Hello
I am doing a loop in which I take a frame from the camera, pass it to the GPU, do a preprocessing, do inference with a network, generate a mask (segmentation), pass that mask to the CPU and send the mask via UDP.
I have managed to convert the network to TensorRT, so the inference is done very quickly. Image preprocessing takes about 1 ms, inference takes about 1 ms and passing the mask from GPU memory to CPU memory takes 40 ms.

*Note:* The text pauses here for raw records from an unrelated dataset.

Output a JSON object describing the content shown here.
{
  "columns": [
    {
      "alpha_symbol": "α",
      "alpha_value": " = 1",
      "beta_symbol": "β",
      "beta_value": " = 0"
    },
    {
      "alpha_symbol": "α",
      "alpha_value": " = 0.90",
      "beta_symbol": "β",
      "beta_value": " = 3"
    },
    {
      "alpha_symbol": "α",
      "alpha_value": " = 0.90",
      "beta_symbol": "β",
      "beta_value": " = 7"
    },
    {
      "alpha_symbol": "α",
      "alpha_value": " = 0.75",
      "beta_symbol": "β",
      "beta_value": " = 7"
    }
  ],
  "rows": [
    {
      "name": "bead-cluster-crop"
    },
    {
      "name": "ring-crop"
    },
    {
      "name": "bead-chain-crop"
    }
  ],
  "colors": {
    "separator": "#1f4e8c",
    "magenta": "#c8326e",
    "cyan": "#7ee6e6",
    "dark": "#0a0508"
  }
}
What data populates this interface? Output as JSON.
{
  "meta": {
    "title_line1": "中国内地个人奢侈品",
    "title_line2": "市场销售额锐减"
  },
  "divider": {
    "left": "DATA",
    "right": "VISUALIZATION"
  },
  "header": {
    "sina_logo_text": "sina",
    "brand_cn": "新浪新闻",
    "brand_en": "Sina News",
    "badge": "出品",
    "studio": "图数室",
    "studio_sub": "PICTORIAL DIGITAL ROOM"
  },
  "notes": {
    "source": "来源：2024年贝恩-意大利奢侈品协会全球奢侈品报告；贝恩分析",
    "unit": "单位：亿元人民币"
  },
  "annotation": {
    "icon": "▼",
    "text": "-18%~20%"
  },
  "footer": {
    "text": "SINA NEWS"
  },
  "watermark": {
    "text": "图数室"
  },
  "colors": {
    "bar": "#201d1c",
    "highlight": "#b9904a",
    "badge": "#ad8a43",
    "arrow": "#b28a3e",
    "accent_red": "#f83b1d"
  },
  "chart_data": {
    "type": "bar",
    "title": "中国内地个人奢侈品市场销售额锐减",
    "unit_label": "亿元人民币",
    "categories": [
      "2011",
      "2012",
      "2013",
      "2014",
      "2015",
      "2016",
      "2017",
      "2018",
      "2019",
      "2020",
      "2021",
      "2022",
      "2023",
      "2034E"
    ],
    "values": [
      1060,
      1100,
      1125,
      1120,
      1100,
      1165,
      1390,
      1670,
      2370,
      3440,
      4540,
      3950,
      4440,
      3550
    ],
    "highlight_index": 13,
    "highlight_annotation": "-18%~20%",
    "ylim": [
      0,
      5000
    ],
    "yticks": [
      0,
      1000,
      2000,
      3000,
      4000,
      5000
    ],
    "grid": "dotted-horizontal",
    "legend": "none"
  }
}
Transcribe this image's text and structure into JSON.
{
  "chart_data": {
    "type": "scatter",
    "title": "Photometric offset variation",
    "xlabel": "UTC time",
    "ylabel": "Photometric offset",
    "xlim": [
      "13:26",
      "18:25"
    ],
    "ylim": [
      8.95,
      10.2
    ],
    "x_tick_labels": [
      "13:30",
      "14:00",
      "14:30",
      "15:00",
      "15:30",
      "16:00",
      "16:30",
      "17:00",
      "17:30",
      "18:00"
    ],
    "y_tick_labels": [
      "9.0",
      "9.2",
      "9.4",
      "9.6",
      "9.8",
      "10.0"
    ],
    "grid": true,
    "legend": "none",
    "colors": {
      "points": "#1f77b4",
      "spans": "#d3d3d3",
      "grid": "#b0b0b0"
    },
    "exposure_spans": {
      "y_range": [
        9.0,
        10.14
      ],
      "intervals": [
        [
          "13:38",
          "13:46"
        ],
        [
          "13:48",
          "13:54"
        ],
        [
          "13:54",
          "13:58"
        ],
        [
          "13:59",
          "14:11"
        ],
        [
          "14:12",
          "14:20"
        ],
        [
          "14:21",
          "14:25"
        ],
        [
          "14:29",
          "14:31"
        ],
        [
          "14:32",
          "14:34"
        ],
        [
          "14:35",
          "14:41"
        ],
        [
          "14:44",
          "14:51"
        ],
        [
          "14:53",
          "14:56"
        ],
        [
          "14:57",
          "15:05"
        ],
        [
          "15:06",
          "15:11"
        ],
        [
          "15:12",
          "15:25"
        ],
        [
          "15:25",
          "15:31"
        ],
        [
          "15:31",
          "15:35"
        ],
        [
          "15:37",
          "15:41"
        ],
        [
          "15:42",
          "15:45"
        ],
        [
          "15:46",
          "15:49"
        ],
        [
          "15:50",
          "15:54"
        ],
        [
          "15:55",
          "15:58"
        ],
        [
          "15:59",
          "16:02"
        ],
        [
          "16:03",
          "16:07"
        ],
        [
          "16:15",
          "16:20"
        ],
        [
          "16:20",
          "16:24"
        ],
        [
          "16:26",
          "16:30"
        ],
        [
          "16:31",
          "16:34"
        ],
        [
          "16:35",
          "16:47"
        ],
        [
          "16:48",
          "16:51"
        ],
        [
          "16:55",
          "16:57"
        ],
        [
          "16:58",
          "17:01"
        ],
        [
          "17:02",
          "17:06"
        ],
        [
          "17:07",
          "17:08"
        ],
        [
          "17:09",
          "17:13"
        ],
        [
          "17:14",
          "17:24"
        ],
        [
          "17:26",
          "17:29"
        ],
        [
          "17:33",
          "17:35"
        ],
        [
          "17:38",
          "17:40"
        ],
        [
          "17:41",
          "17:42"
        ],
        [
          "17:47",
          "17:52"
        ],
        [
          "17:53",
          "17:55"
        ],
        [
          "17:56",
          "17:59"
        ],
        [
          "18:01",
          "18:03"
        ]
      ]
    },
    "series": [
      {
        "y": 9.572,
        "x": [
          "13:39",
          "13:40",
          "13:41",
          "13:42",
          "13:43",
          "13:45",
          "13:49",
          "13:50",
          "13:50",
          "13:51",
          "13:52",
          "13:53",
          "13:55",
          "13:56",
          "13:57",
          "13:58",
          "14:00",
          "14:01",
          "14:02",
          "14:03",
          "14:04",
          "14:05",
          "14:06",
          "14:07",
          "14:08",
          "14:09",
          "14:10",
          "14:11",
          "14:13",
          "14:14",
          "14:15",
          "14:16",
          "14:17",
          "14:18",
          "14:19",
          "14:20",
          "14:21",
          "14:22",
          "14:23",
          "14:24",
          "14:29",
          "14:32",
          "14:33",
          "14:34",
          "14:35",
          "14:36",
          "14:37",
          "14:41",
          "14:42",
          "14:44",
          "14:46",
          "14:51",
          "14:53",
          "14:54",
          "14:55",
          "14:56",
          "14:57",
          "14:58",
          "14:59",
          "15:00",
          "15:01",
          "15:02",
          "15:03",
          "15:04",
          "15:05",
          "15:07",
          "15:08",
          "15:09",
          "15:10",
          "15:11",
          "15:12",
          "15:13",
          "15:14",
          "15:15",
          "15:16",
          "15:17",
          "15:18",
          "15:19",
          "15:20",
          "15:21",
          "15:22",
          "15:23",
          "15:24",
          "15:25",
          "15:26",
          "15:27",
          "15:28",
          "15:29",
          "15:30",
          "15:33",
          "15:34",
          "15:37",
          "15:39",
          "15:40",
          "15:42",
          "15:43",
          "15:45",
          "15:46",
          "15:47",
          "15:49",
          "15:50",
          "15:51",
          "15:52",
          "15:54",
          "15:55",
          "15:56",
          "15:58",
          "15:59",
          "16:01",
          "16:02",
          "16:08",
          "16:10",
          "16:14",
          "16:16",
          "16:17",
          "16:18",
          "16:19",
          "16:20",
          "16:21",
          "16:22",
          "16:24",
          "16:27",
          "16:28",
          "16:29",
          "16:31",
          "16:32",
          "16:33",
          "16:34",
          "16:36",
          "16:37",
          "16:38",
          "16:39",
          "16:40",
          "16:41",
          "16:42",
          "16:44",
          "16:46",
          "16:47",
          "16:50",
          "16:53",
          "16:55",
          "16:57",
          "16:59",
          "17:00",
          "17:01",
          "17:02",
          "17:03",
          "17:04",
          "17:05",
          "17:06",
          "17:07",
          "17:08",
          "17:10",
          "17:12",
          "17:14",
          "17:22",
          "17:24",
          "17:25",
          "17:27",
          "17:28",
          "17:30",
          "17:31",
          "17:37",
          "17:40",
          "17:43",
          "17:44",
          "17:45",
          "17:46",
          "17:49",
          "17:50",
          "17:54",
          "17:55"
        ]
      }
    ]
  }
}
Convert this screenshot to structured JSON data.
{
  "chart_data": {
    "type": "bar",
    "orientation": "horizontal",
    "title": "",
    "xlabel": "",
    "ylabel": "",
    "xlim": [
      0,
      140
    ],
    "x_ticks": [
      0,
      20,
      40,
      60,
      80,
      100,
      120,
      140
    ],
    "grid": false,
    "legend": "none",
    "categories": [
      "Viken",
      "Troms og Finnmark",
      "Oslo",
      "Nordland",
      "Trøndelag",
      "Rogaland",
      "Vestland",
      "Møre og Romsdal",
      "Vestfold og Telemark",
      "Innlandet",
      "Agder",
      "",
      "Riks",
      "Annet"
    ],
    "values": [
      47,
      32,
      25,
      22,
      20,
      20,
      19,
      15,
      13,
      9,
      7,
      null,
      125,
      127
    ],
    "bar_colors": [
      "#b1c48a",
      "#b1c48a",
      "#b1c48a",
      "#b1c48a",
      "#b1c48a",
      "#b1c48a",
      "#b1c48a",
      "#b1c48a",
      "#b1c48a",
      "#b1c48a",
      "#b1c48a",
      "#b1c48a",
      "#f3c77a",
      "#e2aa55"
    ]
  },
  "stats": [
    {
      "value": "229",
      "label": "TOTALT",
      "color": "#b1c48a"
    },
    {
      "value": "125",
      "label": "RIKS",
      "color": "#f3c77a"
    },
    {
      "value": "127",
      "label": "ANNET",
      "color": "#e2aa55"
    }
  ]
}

Now my problem is that passing the mask from the GPU to the CPU is very slow. As in the Jetson (in my case I have a Jetson AGX Orin) the CPU and GPU use the same RAM, is it possible to make a shared memory, so that I don’t have to do the process of passing the mask from one memory to the other?
This is my loop
while True:
ret, frame = video_frame.read()
if not ret:
continue
# Preprocess image
img = model_pidnet.preprocess_image(frame, height, width)
# Inference
mask, img = model_pidnet(img)
# Postprocess
mask = F.interpolate(mask, size=img.size()[-2:], mode='bilinear', align_corners=True)
mask = torch.argmax(mask, dim=1).squeeze(0).type(torch.uint8).
mask = mask.cpu()
mask = mask.numpy()
The problem is in the line mask = mask.cpu()
, it is the one that takes about 40 ms.
The post-processing is also in a function of the class, I have put it like this to better understand the problem
Thanks in advance
Best regards